Tag Archives: Emotions

Logical Gal uses reason to ‘quantify’ emotions

7 Mar

Emotions

I’ve been trying to find a tool to put some of my unhealthy emotions in their proper place.

I’m realizing that I crave people’s approval.  Having to actually live with the feelings of DIS-approval is what initially drew me to conclude that their approval or liking me was something I strive to earn/gain.  This is a vulnerable and painful place to ‘live’, with emotions dependent on others.

So what is a logical Joe or Jane to do?  Can reason help?  In which ways?

Using logic means that we apply reason.  We are called to support our propositions or assertions with reasons.   And you might, in fact, actually do that if I ask you: What are your reasons for feeling anxious about flying?  Let’s imagine that you reel off several, including your tendency to fantasize or project bad outcomes of plane crashes.

Have you done enough to justify or rationalize your feelings as legitimate and worth keeping? You do, in fact, HAVE at least 1 reason for your fear of flying.  Do we just leave it at that?  Are you done?

Actually, I would maintain that you need to have PRINCIPLED or sane reasons for your feeling.  What do I mean by that?

Quantifying feelings

In my case of thinking I NEED the approval of various key people in my life, this came about NOT from enjoying that kind of affirmation when I have received it in the past.  Au contraire, I concluded that I want people to like me because of the PAIN of expressed DIS-approval.

When I receive the articulated or written praise of others (=approval), it doesn’t significantly improve the quality of my life or even my day.  But communicated criticism HURTS disproportionately  more.  So if A = your approval of me, than -A feels like -TEN A.

Disapproval thumb down

This kind of thoughtful exploration of motivations might not solve our antipathy to negative emotions like fear or rejection, but at least it shows us clearly that we might be investing far too much energy and effort for a pay-off of marginal returns.

There are a couple of tactics to minimize the imagined effect of Other-Criticism:

  • Christians can value God’s approval more (if you’re a Christian trusting what Jesus did by living a righteous life and being punished for your guilt, then you automatically  have God’s unchanging approval and love for you)
  • You can say something to yourself like…. – “100 years from now it’s not going to matter if my co-workers/boss/neighbors/friends/family admired or thought highly of me”

Question: – If you don’t use logic to corral in those slave-driver emotions, how DO you cope?

Driving me crazy

Logical Gal and Straw Man Fallacy

13 Dec

Creating a Straw Man Fallacy comes naturally to us humans. 

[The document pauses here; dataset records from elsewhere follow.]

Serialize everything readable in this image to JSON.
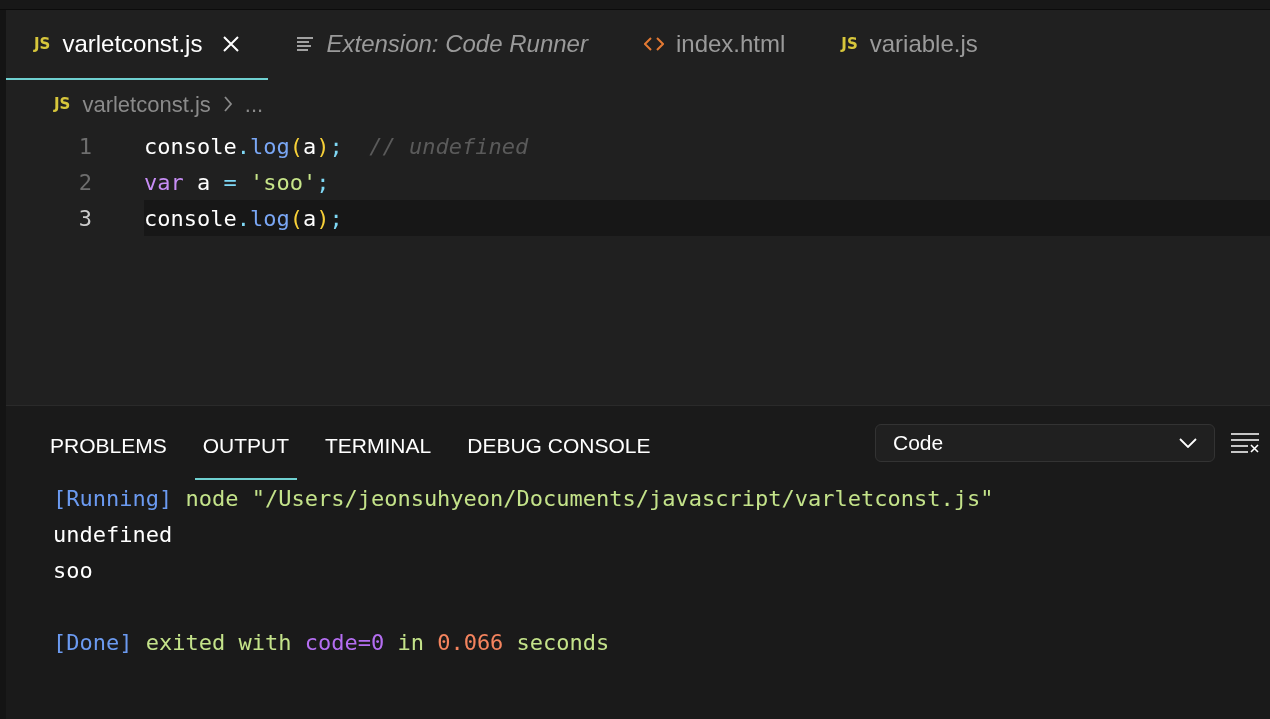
{
  "tabs": [
    {
      "kind": "js",
      "badge": "JS",
      "label": "varletconst.js",
      "selected": true,
      "preview": false,
      "closable": true
    },
    {
      "kind": "lines",
      "label": "Extension: Code Runner",
      "selected": false,
      "preview": true,
      "closable": false
    },
    {
      "kind": "html",
      "label": "index.html",
      "selected": false,
      "preview": false,
      "closable": false
    },
    {
      "kind": "js",
      "badge": "JS",
      "label": "variable.js",
      "selected": false,
      "preview": false,
      "closable": false
    }
  ],
  "breadcrumb": {
    "kind": "js",
    "badge": "JS",
    "file": "varletconst.js",
    "rest": "..."
  },
  "code_lines": [
    {
      "number": "1",
      "current": false,
      "tokens": [
        {
          "kind": "plain",
          "text": "console"
        },
        {
          "kind": "punct",
          "text": "."
        },
        {
          "kind": "func",
          "text": "log"
        },
        {
          "kind": "paren",
          "text": "("
        },
        {
          "kind": "plain",
          "text": "a"
        },
        {
          "kind": "paren",
          "text": ")"
        },
        {
          "kind": "punct",
          "text": ";"
        },
        {
          "kind": "comment",
          "text": "  // undefined"
        }
      ]
    },
    {
      "number": "2",
      "current": false,
      "tokens": [
        {
          "kind": "keyword",
          "text": "var"
        },
        {
          "kind": "plain",
          "text": " a "
        },
        {
          "kind": "punct",
          "text": "= "
        },
        {
          "kind": "string",
          "text": "'soo'"
        },
        {
          "kind": "punct",
          "text": ";"
        }
      ]
    },
    {
      "number": "3",
      "current": true,
      "tokens": [
        {
          "kind": "plain",
          "text": "console"
        },
        {
          "kind": "punct",
          "text": "."
        },
        {
          "kind": "func",
          "text": "log"
        },
        {
          "kind": "paren",
          "text": "("
        },
        {
          "kind": "plain",
          "text": "a"
        },
        {
          "kind": "paren",
          "text": ")"
        },
        {
          "kind": "punct",
          "text": ";"
        }
      ]
    }
  ],
  "panel_tabs": [
    {
      "label": "PROBLEMS",
      "selected": false
    },
    {
      "label": "OUTPUT",
      "selected": true
    },
    {
      "label": "TERMINAL",
      "selected": false
    },
    {
      "label": "DEBUG CONSOLE",
      "selected": false
    }
  ],
  "output_channel": {
    "value": "Code"
  },
  "output_lines": [
    [
      {
        "kind": "tag",
        "text": "[Running]"
      },
      {
        "kind": "green",
        "text": " node \"/Users/jeonsuhyeon/Documents/javascript/varletconst.js\""
      }
    ],
    [
      {
        "kind": "plain",
        "text": "undefined"
      }
    ],
    [
      {
        "kind": "plain",
        "text": "soo"
      }
    ],
    [
      {
        "kind": "gap"
      },
      {
        "kind": "tag",
        "text": "[Done]"
      },
      {
        "kind": "green",
        "text": " exited with "
      },
      {
        "kind": "purple",
        "text": "code=0"
      },
      {
        "kind": "green",
        "text": " in "
      },
      {
        "kind": "orange",
        "text": "0.066"
      },
      {
        "kind": "green",
        "text": " seconds"
      }
    ]
  ]
}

We don’t have to be trained and coached.  In fact, this in-bred talent shows itself early in children.

Kids actually have a knack for painting their parents’ position as ogre-like!

(Disclaimer, all examples are fictitious and do not coincide with my life or that of people whom I know.) 

Daughter: Why can’t I go out with Harry on a date? We’re just going to a movie!

Parents: Honey, we think 13 years old is far too young to go out alone with a boy.

Daughter:  You just want me to grow up as a prisoner of this house, become a nun and live out the rest of my days in a monastery!

I’ve been working on reducing this same skill.  It surfaces on the rare occasions that my husband and I flare up with each other.  For that’s what marital arguments seem to be. They are rarely planned out logical arguments with reasons marshalled and well organized.  Emotional intensity tends to inflame a small issue and our attack tendencies go into Straw-Man mode.

Wife: I would really appreciate it if you would take the trash out to the street on Wednesday night ahead of the garbage pick up on Thursdays

Husband:  So you don’t think I’m pulling my weight?

The ‘little-lawyer’ in the wife should exclaim, “Objection, Your Honor, leading!” 

Here’s another version:

Husband: Sweetie, I know you’re busy with a job, the kids and all, but do you think we could have something warm for dinner?

Wife:  So you expect me to be superwoman AND have a svelte figure?

*

Is the use of a straw man inducive to further conversation?  Not at all.  It’s a purely aggressive attack – meant to shut down the other.  And being such a naturally ‘nice’ person, I’m shocked at how easily harsh words can fly out of my mouth without forethought.

So how can one respond?  I think one has to resist being drawn in by the bait and repeat/rephrase the original statement with a bit more information, but careful to keep a neutral tone.

Mom to daughter – Actually, your father and I think that 16 is a reasonable age to start dating young men.  How does that sound?

Wife to husband – If you take out the garbage the night before, then we won’t be caught off-guard if the garbage men come early.

Husband to wife – How about we buy a new microwave and a crockpot so we can warm up or add to leftovers?

Question:  What’s a memorable Straw Man Fallacy you’ve been slapped with?